- Hoy en los cines X-Men Origins: Wolverine
REDACCIÓN INTERNACIONAL / EFE
Tras una trilogía capaz de satisfacer por igual al público mayoritario y a los amantes del cómic de Stan Lee y Jack Kirby, los X-Men mantienen el tipo en su vuelta a los orígenes con un monográfico sobre su célebre miembro Wolverine, encarnado por el hombre más sexy del mundo, Hugh Jackman.
Después de la frialdad casi intelectual de Bryan Singer con las dos primeras entregas y la pulcra profesionalidad de Brett Turner, el relevo para la primera precuela cinematográfica de la serie lo toma con fuerza Gavin Hood, director sudafricano ganador del Oscar por Tsotsi (2005).
Las entregas anteriores sabían arrancar con elegancia y escarbar en el conflicto dramático —y a veces histórico— de estos mutantes que buscan la reinserción en la normalidad, pero que no pueden dejar de dar salida a sus dones extraordinarios.
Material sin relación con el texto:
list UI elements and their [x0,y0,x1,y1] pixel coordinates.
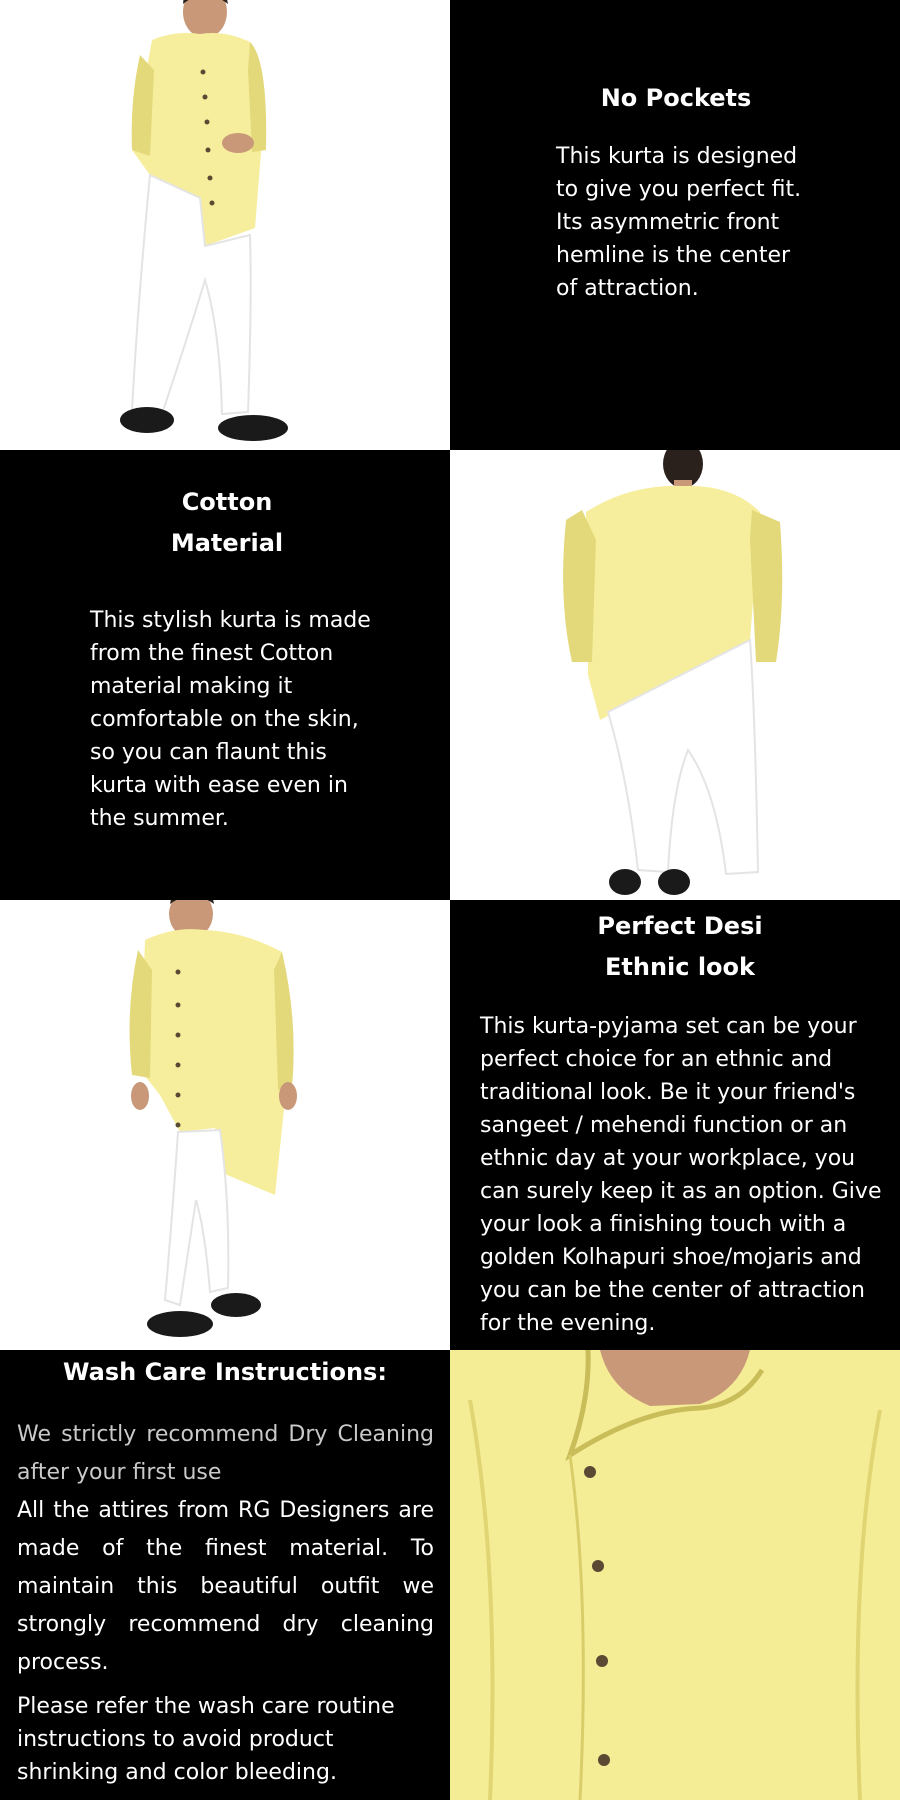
model-front-photo [0,0,450,450]
cotton-material-panel [0,450,450,900]
wash-care-title: Wash Care Instructions: [63,1358,387,1386]
ethnic-title-line1: Perfect Desi [597,912,763,940]
no-pockets-panel [450,0,900,450]
wash-care-para2: Please refer the wash care routine instructions to avoid product shrinking and color bleeding. [17,1694,395,1785]
cotton-title-line2: Material [170,529,284,557]
wash-care-panel [0,1350,450,1800]
wash-care-para1: All the attires from RG Designers are made of the finest material. To maintain this beautiful outfit we strongly recommend dry cleaning process. [17,1498,434,1675]
model-side-photo [0,900,450,1350]
ethnic-title-line2: Ethnic look [604,953,755,981]
wash-care-note: We strictly recommend Dry Cleaning after your first use [17,1422,434,1485]
no-pockets-title: No Pockets [600,84,752,112]
ethnic-look-panel [450,900,900,1350]
ethnic-text: This kurta-pyjama set can be your perfect choice for an ethnic and traditional look. Be it your friend's sangeet / mehendi function or an ethnic day at your workplace, you can surely keep it as an option. Give your look a finishing touch with a golden Kolhapuri shoe/mojaris and you can be the center of attraction for the evening. [480,1014,882,1336]
kurta-closeup-photo [450,1350,900,1800]
no-pockets-text: This kurta is designed to give you perfect fit. Its asymmetric front hemline is the center of attraction. [556,144,802,301]
model-back-photo [450,450,900,900]
cotton-title-line1: Cotton [181,488,273,516]
cotton-text: This stylish kurta is made from the finest Cotton material making it comfortable on the skin, so you can flaunt this kurta with ease even in the summer. [90,608,371,831]
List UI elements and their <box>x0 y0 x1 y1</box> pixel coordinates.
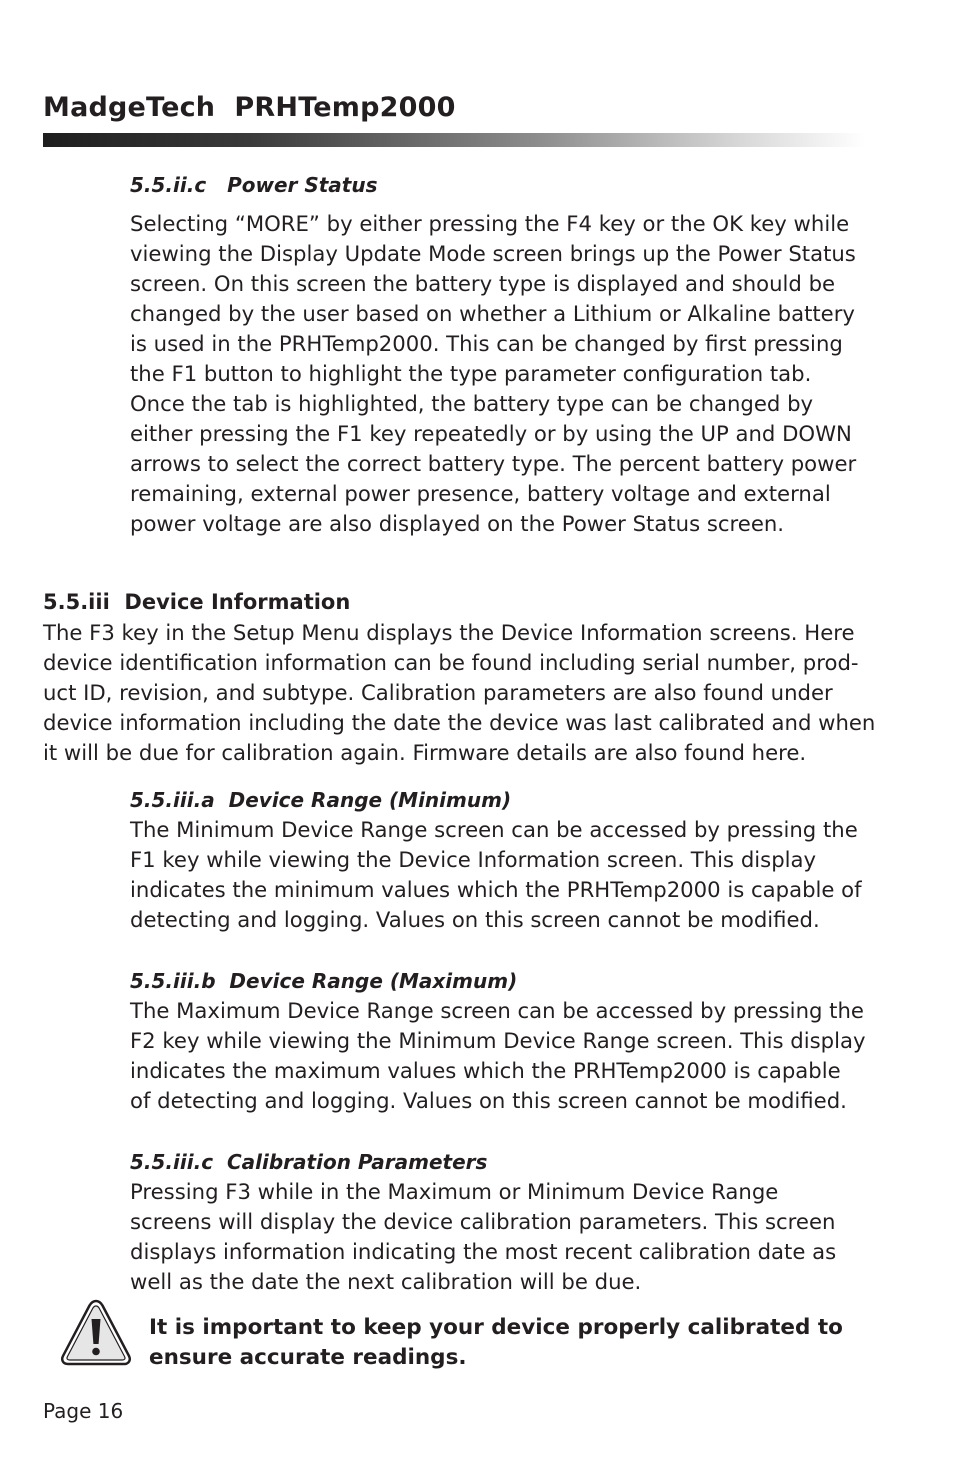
text-line: uct ID, revision, and subtype. Calibration parameters are also found under <box>43 680 833 705</box>
text-line: The Maximum Device Range screen can be accessed by pressing the <box>130 998 864 1023</box>
text-line: is used in the PRHTemp2000. This can be changed by first pressing <box>130 331 843 356</box>
page-number: Page 16 <box>43 1399 124 1423</box>
power-status-heading: 5.5.ii.c Power Status <box>130 173 378 197</box>
text-line: it will be due for calibration again. Firmware details are also found here. <box>43 740 807 765</box>
text-line: of detecting and logging. Values on this screen cannot be modified. <box>130 1088 847 1113</box>
device-information-paragraph <box>43 618 875 768</box>
range-minimum-heading: 5.5.iii.a Device Range (Minimum) <box>130 788 512 812</box>
text-line: Selecting “MORE” by either pressing the F4 key or the OK key while <box>130 211 850 236</box>
text-line: changed by the user based on whether a Lithium or Alkaline battery <box>130 301 855 326</box>
text-line: device identification information can be found including serial number, prod- <box>43 650 859 675</box>
text-line: remaining, external power presence, battery voltage and external <box>130 481 831 506</box>
calibration-paragraph <box>130 1177 836 1297</box>
power-status-paragraph <box>130 209 856 539</box>
device-information-heading: 5.5.iii Device Information <box>43 590 351 614</box>
warning-triangle-icon <box>60 1298 132 1366</box>
text-line: F2 key while viewing the Minimum Device Range screen. This display <box>130 1028 866 1053</box>
range-maximum-paragraph <box>130 996 866 1116</box>
range-maximum-heading: 5.5.iii.b Device Range (Maximum) <box>130 969 518 993</box>
text-line: arrows to select the correct battery type. The percent battery power <box>130 451 857 476</box>
text-line: screen. On this screen the battery type is displayed and should be <box>130 271 836 296</box>
calibration-heading: 5.5.iii.c Calibration Parameters <box>130 1150 488 1174</box>
text-line: displays information indicating the most recent calibration date as <box>130 1239 837 1264</box>
warning-line: ensure accurate readings. <box>149 1345 467 1370</box>
text-line: detecting and logging. Values on this screen cannot be modified. <box>130 907 820 932</box>
text-line: The F3 key in the Setup Menu displays the Device Information screens. Here <box>43 620 855 645</box>
text-line: either pressing the F1 key repeatedly or by using the UP and DOWN <box>130 421 852 446</box>
text-line: well as the date the next calibration will be due. <box>130 1269 642 1294</box>
text-line: Pressing F3 while in the Maximum or Minimum Device Range <box>130 1179 779 1204</box>
text-line: device information including the date the device was last calibrated and when <box>43 710 876 735</box>
header-gradient-bar <box>43 133 865 147</box>
text-line: the F1 button to highlight the type parameter configuration tab. <box>130 361 812 386</box>
text-line: The Minimum Device Range screen can be accessed by pressing the <box>130 817 858 842</box>
warning-line: It is important to keep your device properly calibrated to <box>149 1315 843 1340</box>
calibration-warning <box>149 1313 843 1373</box>
text-line: power voltage are also displayed on the Power Status screen. <box>130 511 785 536</box>
text-line: Once the tab is highlighted, the battery type can be changed by <box>130 391 814 416</box>
text-line: indicates the minimum values which the PRHTemp2000 is capable of <box>130 877 862 902</box>
text-line: viewing the Display Update Mode screen brings up the Power Status <box>130 241 856 266</box>
text-line: F1 key while viewing the Device Information screen. This display <box>130 847 817 872</box>
text-line: indicates the maximum values which the PRHTemp2000 is capable <box>130 1058 841 1083</box>
text-line: screens will display the device calibration parameters. This screen <box>130 1209 836 1234</box>
range-minimum-paragraph <box>130 815 862 935</box>
document-title: MadgeTech PRHTemp2000 <box>43 92 456 123</box>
Pero igual que Wolverine, Tormenta, Gambito y otros miembros del clan mutante dirigido por el profesor Charles Xavier luchan por reconciliar su aspecto animal con el humano, la saga X-Men ha mantenido tradicionalmente una batalla entre la acción comercial y la épica fatalista que persigue a los personajes urdidos en las viñetas del cómic.
En X-Men Origins: Wolverine, Hood rentabiliza el poder centrarse en un único personaje e inclina la balanza hacia los recovecos emocionales del protagonista, siempre acompañando con factura y movimientos de cámara que dejan claro que detrás hay recursos para despegar hacia la superproducción.
Así, explora la infancia de Logan, en clave freudiana, su descubrimiento del superpoder —en forma de garras afiladas—, su compleja relación con su hermano Víctor —también conocido como Dientes de Sable— y el conflicto por controlar ese don y llevarlo hacia causas nobles y no a la destrucción de su entorno afectivo.
Hood logra con suma eficacia dar prioridad a la emoción antes que a la adrenalina —que también está y es espléndida— y a la interpretación de un muy correcto Jackman antes que a su impresionante despliegue físico.
Pero sobre todo, dilata esa impecable combinación casi hasta el desenlace, donde resurge la artillería de la acción y la orgía de superpoderes que, lejos de crear sensación de clímax, se acerca más al batiburrillo técnico y empaña el conflicto existencial.
Con todo, Wolverine hereda de sus predecesoras la gran virtud de reconciliar a los no iniciados en el árbol genealógico de la Patrulla X, que disfrutarán de un producto con autonomía para atraparles, con los fans incondicionales del cómic, que tendrán el incentivo de descubrir todos los guiños para historias posteriores —ya estrenadas— de la saga.